Opinions about C&H may vary depending on what one calls a facility like this. The Farm Bureau and the C&H farmers call it a multi-generational family farm. Others view it as a “factory farm.”

“It’s not like this was the family homestead,” Watkins said. “The Hensons and the Campbells, they often talk about how they’ve been there for eight generations. The fact is, this is land that they bought specifically to do this project. … They want to couch it as a family farm. It’s an industrialized factory farm. And they’re sharecropping for Cargill, if you ask me.”

Part of the fear expressed by the coalition is that C&H may be just the beginning. “One is bad enough, but once they get a toehold in there, then there will be a desire to put more and more farms in that area because it’s more cost effective,” said Emily Jones of the National Parks Conservation Association. “Arkansas should get ready, they’re coming.”

Linck, while careful to state that he respected that the C&H farmers followed the permitting process in place, said that he wished that the farm hadn’t been located so close to the river. “Maybe this is a great model farm,” he said. “Maybe everything about it is wonderful.
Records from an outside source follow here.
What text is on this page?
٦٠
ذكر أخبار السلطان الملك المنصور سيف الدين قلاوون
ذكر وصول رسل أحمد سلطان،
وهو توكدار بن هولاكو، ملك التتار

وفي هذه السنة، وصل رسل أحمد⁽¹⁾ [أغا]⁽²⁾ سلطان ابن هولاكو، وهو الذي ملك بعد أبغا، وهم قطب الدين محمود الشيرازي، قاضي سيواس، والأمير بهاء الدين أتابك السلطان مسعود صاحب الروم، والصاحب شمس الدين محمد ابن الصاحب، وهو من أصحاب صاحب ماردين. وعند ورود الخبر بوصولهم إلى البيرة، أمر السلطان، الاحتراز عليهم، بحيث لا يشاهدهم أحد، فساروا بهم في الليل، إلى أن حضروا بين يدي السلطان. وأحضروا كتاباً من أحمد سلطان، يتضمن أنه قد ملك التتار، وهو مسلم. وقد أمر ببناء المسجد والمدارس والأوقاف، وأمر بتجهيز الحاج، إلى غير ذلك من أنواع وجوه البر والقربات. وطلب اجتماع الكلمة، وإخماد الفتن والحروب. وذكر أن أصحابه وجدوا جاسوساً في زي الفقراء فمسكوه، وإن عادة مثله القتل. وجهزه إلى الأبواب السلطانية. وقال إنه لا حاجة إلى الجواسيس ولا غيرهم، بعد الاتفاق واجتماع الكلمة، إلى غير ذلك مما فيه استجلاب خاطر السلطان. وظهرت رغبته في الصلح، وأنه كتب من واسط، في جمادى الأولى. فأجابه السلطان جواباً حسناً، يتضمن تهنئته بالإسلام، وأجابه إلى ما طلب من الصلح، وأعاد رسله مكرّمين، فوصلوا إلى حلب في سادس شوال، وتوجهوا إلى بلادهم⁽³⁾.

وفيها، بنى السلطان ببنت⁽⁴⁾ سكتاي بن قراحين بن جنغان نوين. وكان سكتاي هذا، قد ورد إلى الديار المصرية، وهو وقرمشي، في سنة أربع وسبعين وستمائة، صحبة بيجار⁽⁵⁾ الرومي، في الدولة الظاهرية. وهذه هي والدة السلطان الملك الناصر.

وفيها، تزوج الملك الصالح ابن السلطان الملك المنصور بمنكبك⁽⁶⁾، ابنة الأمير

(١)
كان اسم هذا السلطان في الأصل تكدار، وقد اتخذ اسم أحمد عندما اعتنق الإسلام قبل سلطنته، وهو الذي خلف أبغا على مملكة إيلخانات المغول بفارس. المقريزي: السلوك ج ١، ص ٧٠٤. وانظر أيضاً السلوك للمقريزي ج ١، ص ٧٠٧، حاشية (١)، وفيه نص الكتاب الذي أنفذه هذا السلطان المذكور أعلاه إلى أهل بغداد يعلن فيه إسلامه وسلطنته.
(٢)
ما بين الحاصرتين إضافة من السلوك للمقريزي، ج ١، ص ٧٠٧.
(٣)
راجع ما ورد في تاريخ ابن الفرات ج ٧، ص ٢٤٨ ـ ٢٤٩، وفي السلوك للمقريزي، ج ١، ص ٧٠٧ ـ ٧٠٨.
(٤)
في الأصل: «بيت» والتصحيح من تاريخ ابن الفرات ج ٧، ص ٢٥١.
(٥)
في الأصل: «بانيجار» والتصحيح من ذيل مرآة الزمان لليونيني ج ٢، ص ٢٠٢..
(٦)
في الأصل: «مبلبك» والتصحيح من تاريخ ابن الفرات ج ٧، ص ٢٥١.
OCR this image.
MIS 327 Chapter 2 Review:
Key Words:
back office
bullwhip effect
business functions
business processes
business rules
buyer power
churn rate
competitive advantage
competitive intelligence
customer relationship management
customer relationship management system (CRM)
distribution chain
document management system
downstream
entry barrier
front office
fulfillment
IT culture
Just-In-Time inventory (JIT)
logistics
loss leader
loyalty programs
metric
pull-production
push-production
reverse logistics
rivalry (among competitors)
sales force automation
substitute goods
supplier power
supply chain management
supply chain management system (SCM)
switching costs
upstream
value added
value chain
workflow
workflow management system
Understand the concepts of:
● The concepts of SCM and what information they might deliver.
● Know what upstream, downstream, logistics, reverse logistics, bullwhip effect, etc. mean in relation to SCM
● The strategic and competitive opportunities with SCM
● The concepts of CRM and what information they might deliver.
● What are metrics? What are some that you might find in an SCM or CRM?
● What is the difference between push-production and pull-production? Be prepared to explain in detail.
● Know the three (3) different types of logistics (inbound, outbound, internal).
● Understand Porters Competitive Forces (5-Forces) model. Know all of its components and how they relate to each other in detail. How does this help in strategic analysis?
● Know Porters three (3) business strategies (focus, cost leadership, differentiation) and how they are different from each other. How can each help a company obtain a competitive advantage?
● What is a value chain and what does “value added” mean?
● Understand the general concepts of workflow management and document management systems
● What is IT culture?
I still don’t want to see the hilltops of the Buffalo River dotted with these things.”

A Cargill representative emailed the Times: “We hope to do business for many more years in Arkansas but we currently do not have any growth plans.”

Asked about the controversy and the impact on the watershed and the Mt. Judea community, Cargill wrote, “The family followed the process set up by the state … The farm has many supporters in the area … The regulations, and the nutrient management plan that are in place, were designed by professional soil scientists and certified engineers to allow the farm to operate and protect the environment.”

The hope of some, that Cargill might make it financially possible for the farmers to relocate, seems unlikely. (“We don’t speculate” was the representative’s response when asked whether there was any circumstance in which they would do so.)

Meanwhile, even if the coalition’s lawsuit is successful, it won’t necessarily do anything to slow down the operation of the farm. While the loss of the FSA and SBA loan guarantees would throw the C&H’s underlying financing into question, Henson was not particularly worried. It’s possible his creditors could proceed without a guarantee, he noted, and also possible that C&H could simply get someone else to guarantee the loan.While coalition members are adamant that they won’t back down, it’s not clear that they have any avenue to stop C&H now that it’s up and running. Henson and his partners have no intention of shutting down. “We’re in it for the long haul,” he said.